Bounded Rationality
- Categories
- Decision Making
People make reasonable decisions based on the limited, often delayed information available from their position in a system, not on perfect global knowledge. Rational local choices can still add up to poor system-wide outcomes.
Why it Matters
It explains why competent, well-intentioned actors produce bad collective results: the cause is the information and incentives their position exposes them to, not their character. The fix is to change the structure, not to replace the people.
Signals
- "Anyone sitting in that seat would do the same thing."
- Outcomes blamed on individuals when the structure is driving the behavior.
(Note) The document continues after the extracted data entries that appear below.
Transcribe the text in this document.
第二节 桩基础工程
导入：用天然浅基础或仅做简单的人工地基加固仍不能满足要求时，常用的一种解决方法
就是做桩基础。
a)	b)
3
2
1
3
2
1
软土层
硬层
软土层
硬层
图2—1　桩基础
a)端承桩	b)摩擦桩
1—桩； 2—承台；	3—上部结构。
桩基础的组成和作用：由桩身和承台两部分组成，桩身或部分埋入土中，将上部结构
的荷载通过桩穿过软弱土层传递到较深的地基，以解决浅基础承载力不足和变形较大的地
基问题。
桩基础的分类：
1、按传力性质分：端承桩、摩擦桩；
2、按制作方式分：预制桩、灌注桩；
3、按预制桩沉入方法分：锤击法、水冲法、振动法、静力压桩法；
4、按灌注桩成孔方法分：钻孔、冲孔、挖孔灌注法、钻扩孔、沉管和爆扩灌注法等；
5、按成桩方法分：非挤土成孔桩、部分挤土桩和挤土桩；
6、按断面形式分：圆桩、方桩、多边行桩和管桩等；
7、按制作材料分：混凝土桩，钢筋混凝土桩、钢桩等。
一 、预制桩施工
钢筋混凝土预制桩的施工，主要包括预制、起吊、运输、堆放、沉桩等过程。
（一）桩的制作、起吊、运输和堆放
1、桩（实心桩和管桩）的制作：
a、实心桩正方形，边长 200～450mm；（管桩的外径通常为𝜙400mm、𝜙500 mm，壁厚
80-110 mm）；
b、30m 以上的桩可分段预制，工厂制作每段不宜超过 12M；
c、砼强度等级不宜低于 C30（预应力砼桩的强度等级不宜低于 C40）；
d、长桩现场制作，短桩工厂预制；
- Actors making decisions with no visibility into the whole.
Benefits
Directs fixes at information flows and incentives rather than at blame, and lets you predict behavior from where someone sits in the system.
Risks
Assuming you would do better in their place when you usually would not; replacing people while leaving the structure that reproduces the same behavior untouched.
Tensions
Accountability versus structure: holding individuals responsible feels just, but it often misdiagnoses a structural cause and leaves the real driver in place.
Examples
Each fisher rationally taking more fish until the shared stock collapses; a manager optimizing a local metric in a way that harms the overall flow. Nudge frames the same limit as "Humans" versus "Econs": real people are not the perfectly rational agents economic models assume, so policies and products should be designed for Humans.